OGH13Os166/0317.12.2003

Der Oberste Gerichtshof hat am 17. Dezember 2003 durch den Vizepräsidenten des Obersten Gerichtshofes Hon. Prof. Dr. Brustbauer als Vorsitzenden sowie durch die Hofräte des Obersten Gerichtshofes Dr. Rouschal, Hon. Prof. Dr. Ratz, Hon. Prof. Dr. Schroll und Dr. Kirchbacher als weitere Richter, in Gegenwart des Richteramtsanwärters Mag. Proksch als Schriftführer, in der Strafsache gegen Marianne G***** wegen des Vergehens der falschen Beweisaussage vor Gericht als Bestimmungstäterin, nach §§ 12 zweiter Fall, 288 Abs 1 StGB und weiterer strafbarer Handlungen, AZ 4 Hv 71/02d des Landesgerichtes für Strafsachen Graz, gegen einen Vorgang des Oberlandesgerichtes Graz im Berufungsverfahren zu AZ 11 Bs 125/03 erhobene Nichtigkeitsbeschwerde zur Wahrung des Gesetzes nach öffentlicher Verhandlung in Anwesenheit des Vertreters des Generalprokurators, Generalanwalt Dr. Sole, des Verteidigers Mag. Strampfer und der Verurteilten, zu Recht erkannt:

 

Spruch:

Im Berufungsverfahren AZ 11 Bs 125/03 des Oberlandesgerichtes Graz verletzt das Unterbleiben einer Mitteilung der zur Berufung der Staatsanwaltschaft Graz gegebenen Stellungnahme der Oberstaatsanwaltschaft Graz vom 28. März 2003 an die Angeklagte Marianne G***** zur allfälligen Äußerung das Gesetz in der Bestimmung des § 35 Abs 2 StPO.
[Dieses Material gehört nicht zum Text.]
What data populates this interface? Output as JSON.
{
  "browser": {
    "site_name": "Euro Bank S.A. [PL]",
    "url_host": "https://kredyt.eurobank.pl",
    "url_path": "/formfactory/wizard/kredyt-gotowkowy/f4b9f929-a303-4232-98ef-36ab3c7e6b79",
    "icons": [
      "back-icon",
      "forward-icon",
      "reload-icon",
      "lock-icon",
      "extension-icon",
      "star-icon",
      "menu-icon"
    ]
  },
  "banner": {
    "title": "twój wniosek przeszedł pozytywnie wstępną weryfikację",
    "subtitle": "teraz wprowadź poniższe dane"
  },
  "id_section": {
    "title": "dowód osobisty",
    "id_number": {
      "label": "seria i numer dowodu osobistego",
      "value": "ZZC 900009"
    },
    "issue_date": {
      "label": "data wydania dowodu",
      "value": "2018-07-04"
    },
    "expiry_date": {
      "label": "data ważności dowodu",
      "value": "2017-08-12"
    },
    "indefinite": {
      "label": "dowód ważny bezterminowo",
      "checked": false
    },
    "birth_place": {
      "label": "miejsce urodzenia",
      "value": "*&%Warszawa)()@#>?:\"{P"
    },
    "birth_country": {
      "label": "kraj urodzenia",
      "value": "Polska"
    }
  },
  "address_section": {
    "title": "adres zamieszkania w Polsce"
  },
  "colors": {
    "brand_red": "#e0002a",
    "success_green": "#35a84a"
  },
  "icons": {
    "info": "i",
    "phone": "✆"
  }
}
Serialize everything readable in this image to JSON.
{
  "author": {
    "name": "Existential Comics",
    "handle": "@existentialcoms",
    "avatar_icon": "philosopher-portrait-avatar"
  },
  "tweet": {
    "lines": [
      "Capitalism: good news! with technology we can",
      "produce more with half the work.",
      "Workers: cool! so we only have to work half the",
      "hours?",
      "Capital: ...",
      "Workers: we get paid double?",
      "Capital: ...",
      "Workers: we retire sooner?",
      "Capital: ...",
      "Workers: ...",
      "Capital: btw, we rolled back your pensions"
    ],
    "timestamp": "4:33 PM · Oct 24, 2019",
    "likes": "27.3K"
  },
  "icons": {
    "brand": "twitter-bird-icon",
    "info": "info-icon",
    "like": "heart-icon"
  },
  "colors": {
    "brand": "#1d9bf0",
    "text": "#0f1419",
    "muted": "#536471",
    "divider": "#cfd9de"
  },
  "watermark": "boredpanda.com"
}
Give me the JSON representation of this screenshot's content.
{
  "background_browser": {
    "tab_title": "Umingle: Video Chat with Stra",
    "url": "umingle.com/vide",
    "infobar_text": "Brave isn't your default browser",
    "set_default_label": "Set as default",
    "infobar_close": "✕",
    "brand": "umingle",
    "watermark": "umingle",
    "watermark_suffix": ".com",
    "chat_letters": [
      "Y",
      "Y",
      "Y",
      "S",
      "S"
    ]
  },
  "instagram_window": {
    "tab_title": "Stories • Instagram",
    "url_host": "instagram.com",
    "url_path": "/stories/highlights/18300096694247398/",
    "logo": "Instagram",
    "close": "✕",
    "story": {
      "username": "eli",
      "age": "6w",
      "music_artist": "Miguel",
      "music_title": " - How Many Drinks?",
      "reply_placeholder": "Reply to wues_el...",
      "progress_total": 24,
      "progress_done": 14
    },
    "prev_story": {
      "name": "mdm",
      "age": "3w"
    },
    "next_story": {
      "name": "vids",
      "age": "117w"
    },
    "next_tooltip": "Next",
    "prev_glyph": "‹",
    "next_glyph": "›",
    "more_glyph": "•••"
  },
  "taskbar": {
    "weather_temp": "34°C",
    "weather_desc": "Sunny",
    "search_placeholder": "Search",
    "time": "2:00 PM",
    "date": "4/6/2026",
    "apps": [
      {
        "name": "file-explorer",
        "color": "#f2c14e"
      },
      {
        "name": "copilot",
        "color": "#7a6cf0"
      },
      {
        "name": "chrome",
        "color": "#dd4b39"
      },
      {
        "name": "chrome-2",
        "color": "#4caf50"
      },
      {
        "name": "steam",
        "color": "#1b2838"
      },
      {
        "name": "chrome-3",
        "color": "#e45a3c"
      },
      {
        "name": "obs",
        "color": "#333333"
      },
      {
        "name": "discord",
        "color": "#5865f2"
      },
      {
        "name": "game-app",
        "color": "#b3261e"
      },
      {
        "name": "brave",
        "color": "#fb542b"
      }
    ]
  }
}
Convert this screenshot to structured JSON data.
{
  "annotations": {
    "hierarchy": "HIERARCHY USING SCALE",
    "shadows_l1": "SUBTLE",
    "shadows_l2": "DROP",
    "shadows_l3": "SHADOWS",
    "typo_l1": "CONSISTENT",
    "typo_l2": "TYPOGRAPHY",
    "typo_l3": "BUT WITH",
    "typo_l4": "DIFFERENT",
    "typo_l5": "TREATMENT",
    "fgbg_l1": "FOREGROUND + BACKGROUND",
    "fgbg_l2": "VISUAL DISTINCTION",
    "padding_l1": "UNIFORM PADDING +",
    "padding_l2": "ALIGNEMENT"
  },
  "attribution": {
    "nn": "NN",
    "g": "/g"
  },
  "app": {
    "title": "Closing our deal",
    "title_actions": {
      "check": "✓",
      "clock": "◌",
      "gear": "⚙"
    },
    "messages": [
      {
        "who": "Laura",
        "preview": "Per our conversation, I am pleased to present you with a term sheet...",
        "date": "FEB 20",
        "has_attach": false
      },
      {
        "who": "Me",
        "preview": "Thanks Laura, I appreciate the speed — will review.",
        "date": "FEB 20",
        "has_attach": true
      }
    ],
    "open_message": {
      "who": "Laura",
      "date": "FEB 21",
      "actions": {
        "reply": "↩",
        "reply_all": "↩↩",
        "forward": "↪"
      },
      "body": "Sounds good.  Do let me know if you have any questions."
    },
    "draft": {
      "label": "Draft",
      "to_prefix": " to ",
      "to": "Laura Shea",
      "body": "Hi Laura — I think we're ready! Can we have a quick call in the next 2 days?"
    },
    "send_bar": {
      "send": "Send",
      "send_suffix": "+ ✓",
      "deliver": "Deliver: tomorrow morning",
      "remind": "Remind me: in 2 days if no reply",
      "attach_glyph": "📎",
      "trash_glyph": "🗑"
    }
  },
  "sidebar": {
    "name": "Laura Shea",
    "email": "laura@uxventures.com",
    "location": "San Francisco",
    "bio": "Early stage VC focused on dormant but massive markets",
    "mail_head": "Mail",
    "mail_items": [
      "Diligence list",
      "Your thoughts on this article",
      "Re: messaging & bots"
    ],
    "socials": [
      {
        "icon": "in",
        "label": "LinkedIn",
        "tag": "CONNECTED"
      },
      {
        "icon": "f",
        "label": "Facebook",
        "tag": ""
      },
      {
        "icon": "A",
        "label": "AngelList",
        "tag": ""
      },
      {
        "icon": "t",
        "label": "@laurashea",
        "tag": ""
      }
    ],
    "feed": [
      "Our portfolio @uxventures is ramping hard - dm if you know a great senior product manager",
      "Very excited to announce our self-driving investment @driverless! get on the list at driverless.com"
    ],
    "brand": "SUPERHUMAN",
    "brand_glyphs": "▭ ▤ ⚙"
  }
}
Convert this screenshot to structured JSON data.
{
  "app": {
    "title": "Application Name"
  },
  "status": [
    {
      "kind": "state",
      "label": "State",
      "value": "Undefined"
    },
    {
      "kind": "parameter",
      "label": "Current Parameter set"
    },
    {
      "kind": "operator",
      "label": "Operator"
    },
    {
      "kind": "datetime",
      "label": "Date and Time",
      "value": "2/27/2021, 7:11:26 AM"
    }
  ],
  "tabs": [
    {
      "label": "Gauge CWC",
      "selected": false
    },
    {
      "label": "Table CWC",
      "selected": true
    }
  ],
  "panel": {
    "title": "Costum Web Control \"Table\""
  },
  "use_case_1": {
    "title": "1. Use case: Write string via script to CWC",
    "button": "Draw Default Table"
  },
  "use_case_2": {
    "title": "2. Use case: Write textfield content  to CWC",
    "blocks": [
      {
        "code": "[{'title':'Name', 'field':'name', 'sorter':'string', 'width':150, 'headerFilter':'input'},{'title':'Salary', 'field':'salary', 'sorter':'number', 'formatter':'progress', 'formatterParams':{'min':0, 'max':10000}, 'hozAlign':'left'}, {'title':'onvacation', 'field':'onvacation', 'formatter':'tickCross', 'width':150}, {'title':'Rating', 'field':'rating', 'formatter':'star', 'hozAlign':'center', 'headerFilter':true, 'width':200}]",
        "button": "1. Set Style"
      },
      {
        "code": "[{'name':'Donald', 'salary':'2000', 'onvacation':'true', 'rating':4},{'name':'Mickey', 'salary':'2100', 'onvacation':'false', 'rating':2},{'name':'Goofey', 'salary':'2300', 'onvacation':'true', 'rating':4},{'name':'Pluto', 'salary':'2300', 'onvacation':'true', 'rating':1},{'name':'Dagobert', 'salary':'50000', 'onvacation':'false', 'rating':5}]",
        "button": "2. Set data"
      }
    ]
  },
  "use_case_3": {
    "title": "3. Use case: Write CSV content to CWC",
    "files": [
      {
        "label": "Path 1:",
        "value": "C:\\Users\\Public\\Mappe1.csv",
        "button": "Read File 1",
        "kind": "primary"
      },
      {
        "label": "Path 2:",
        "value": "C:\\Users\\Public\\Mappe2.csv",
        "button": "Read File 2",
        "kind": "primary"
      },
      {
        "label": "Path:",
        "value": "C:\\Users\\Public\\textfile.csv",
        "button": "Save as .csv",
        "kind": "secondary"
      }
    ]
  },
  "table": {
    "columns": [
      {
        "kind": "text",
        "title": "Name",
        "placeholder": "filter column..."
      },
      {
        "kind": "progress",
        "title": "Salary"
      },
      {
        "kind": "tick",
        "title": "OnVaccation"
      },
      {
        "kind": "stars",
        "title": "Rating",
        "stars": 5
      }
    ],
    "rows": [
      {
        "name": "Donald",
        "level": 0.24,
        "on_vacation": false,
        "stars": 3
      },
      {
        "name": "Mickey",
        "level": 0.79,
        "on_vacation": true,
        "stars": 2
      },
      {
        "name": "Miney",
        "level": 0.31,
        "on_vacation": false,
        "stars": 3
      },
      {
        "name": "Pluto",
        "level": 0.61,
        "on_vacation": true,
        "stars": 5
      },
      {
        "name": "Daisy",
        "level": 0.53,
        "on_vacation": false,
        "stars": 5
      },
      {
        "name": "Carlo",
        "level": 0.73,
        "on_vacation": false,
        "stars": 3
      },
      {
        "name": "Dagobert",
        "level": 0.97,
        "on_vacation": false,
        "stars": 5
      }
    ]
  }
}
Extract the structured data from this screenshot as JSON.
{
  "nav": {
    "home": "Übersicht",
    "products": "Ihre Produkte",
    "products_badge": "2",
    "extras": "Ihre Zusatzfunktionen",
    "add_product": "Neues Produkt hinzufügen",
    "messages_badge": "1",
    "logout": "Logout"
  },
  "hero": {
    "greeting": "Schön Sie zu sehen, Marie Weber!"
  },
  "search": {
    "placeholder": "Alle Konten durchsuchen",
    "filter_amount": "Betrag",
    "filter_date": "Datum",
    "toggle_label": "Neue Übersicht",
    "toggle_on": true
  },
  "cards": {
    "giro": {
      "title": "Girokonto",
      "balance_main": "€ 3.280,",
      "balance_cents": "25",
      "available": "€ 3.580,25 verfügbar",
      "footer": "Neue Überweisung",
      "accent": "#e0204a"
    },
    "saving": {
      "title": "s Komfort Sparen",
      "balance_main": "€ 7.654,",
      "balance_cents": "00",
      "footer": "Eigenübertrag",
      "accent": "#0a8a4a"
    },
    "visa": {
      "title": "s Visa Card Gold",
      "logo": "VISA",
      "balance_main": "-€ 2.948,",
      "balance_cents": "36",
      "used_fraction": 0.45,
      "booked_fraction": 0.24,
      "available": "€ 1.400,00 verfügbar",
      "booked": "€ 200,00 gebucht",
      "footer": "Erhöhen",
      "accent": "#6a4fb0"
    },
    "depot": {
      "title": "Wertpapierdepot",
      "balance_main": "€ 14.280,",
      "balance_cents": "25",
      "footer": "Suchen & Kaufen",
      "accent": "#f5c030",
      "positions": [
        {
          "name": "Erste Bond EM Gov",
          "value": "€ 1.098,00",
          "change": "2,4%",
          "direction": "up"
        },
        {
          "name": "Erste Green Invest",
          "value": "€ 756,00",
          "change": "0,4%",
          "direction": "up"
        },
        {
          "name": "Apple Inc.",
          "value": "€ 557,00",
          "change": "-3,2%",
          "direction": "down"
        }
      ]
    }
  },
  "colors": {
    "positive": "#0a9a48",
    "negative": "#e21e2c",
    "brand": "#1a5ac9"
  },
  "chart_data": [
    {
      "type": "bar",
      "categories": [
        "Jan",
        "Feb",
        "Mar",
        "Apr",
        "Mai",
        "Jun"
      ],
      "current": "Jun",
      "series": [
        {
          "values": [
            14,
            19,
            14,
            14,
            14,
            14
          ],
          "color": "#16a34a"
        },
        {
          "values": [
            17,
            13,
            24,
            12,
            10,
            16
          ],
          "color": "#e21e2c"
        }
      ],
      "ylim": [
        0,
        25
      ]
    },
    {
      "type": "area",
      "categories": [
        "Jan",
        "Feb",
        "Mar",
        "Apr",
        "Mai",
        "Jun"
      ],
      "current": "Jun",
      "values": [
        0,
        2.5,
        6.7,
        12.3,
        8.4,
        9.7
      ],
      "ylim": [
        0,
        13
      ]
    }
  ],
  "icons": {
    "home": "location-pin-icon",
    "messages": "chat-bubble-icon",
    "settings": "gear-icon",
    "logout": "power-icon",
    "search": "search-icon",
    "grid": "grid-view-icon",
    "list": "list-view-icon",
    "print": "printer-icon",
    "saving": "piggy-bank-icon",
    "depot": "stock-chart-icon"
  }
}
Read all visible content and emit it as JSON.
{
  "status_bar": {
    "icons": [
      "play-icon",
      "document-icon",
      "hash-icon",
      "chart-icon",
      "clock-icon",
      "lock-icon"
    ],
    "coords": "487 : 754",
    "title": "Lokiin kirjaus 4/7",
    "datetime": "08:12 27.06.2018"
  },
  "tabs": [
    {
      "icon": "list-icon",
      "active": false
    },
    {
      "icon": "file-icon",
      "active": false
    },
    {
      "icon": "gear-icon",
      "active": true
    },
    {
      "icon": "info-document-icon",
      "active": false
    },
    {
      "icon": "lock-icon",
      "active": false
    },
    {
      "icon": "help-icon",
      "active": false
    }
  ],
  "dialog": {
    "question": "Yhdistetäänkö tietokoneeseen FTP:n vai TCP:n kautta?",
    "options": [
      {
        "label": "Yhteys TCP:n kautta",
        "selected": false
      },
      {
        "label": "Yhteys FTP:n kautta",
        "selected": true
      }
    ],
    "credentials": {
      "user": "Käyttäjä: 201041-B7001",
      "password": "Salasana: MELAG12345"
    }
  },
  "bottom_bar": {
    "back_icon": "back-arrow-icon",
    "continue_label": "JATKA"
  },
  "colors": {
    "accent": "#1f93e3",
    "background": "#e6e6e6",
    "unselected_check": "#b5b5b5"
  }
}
Der "Beschluss" dieses Gerichtes vom 29. April 2003, der im Übrigen unberührt bleibt, wird in seinem der Berufung der Staatsanwaltschaft wegen Nichtigkeit und Schuld Folge gebenden Teil aufgehoben und dem Berufungsgericht aufgetragen, die Stellungnahme der Oberstaatsanwaltschaft Graz vom 28. März 2003 der Angeklagten Marianne G***** mitzuteilen, ihr eine angemessene Frist zur Äußerung einzuräumen und sodann neuerlich über die Berufung der Staatsanwaltschaft zu erkennen.

Text

Gründe:

Mit dem Urteil der Einzelrichterin des Landesgerichtes für Strafsachen Graz vom 21. November 2002, GZ 4 Hv 71/02d-36, wurde Marianne G***** des Vergehens der falschen Beweisaussage vor Gericht als Bestimmungstäterin gemäß §§ 12 zweiter Fall, 288 Abs 1 StGB schuldig erkannt. Von den Anklagevorwürfen der Verleumdung, weiterer teils versuchter, teils vollendeter Bestimmung zur falschen Beweisaussage vor Gericht sowie der schweren Nötigung wurde sie hingegen gemäß § 259 Z 3 StPO freigesprochen.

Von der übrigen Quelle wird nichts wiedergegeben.